Por outro lado, a doença apareceu somente três vezes como argumento para a liberdade provisória de presos em flagrante por roubo.

Isso leva a defensores a analisarem que a tendência é manter presas as pessoas acusadas de crimes considerados graves e que a Covid se tornou um argumento a mais na negativa de soltura.

“Algumas decisões negando a liberdade, mesmo em crimes sem violência ou grave ameaça, ocorreram sob a alegação de que a pandemia não seria justificativa razoável para a liberdade, em especial porque não haveria qualquer notícia de contaminação da população carcerária, que se encontraria absolutamente isolada”, explicou Caroline Tassara.

O levantamento da Defensoria Pública constatou, ainda que ao longo das sete semanas examinadas, foi registrado aumento gradual dos crimes enquadrados na Lei de Drogas, e uma queda no número de roubo e de furto.

O estudo constata também que, no começo da pandemia, foi bem menor o número de prisões por tráfico de drogas. Isso, segundo a DPRJ, coincide com o período em que houve uma redução das operações policiais nas favelas do Rio.

O levantamento demonstra que, ao longo das primeiras sete semanas de pandemia, é maior a concessão de liberdade provisória para os crimes da Lei de Drogas. A incidência de 44,59% de solturas na primeira semana despenca para 9,26% na sétima e última semana.

Uma possível explicação para essa diferença, segundo Carolina Haber, é que nas primeiras semanas da pandemia os crimes de Lei de Drogas foram praticados na “forma simples”. Depois, ela indicou que foram registradas mais ocorrências desses crimes associado a outro.
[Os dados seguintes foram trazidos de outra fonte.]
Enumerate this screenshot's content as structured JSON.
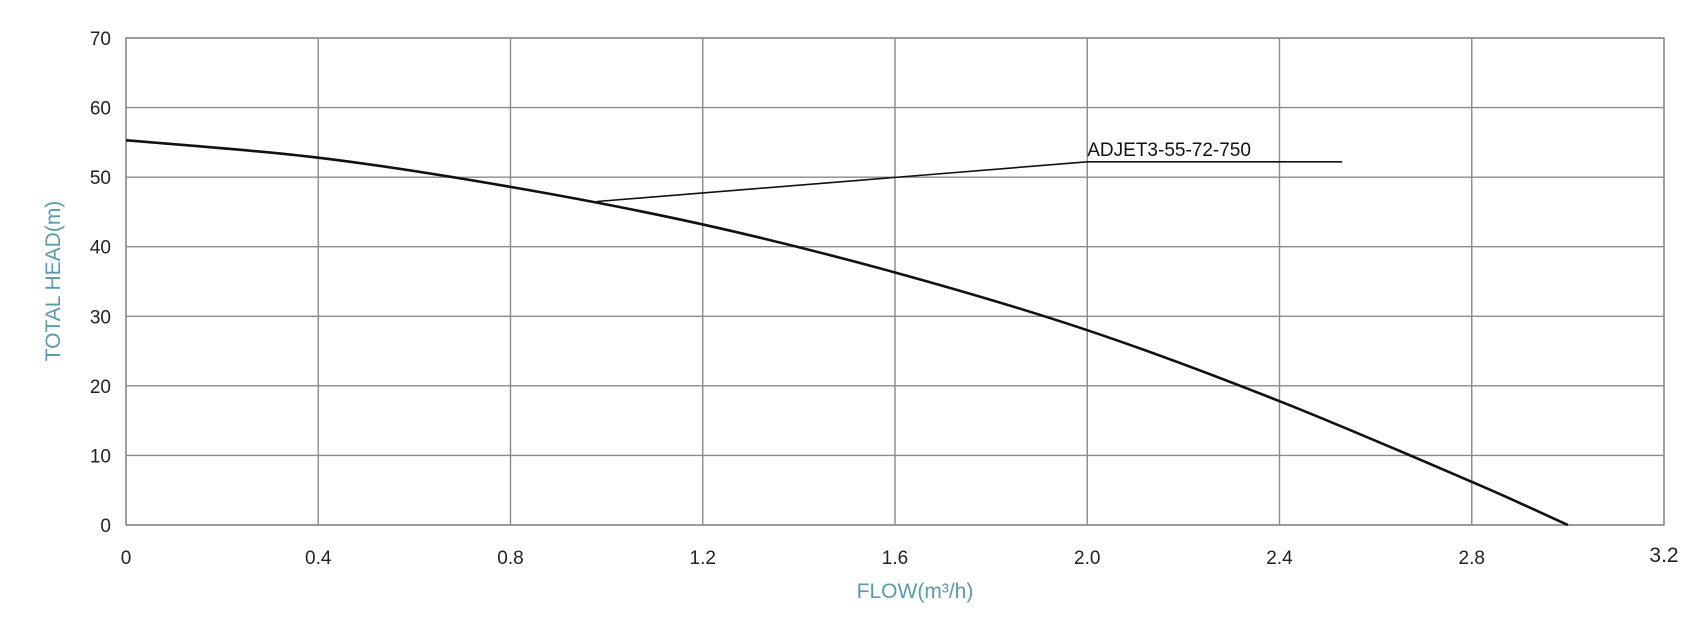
{
  "chart_data": {
    "type": "line",
    "xlabel": "FLOW(m³/h)",
    "ylabel": "TOTAL HEAD(m)",
    "xlim": [
      0,
      3.2
    ],
    "ylim": [
      0,
      70
    ],
    "x_ticks": [
      "0",
      "0.4",
      "0.8",
      "1.2",
      "1.6",
      "2.0",
      "2.4",
      "2.8",
      "3.2"
    ],
    "y_ticks": [
      "0",
      "10",
      "20",
      "30",
      "40",
      "50",
      "60",
      "70"
    ],
    "grid": true,
    "series": [
      {
        "name": "ADJET3-55-72-750",
        "x": [
          0,
          0.4,
          0.8,
          1.2,
          1.6,
          2.0,
          2.4,
          2.8,
          3.0
        ],
        "y": [
          55.3,
          52.8,
          48.6,
          43.2,
          36.3,
          28.0,
          17.8,
          6.2,
          0
        ]
      }
    ],
    "annotations": [
      {
        "text": "ADJET3-55-72-750",
        "x": 2.0,
        "y": 52.2,
        "points_to": {
          "x": 0.98,
          "y": 46.5
        },
        "line_end_x": 2.53
      }
    ]
  }
}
“Essa mudança na tipificação é consequência de não ter havido operações policiais em comunidades nos primeiros dias da pandemia. À medida em que essas operações foram retomadas, houve mudança no perfil dos crimes bem como na frequência com que os presos em flagrante por Lei de Drogas tiveram liberdade provisória negada”, analisou Haber.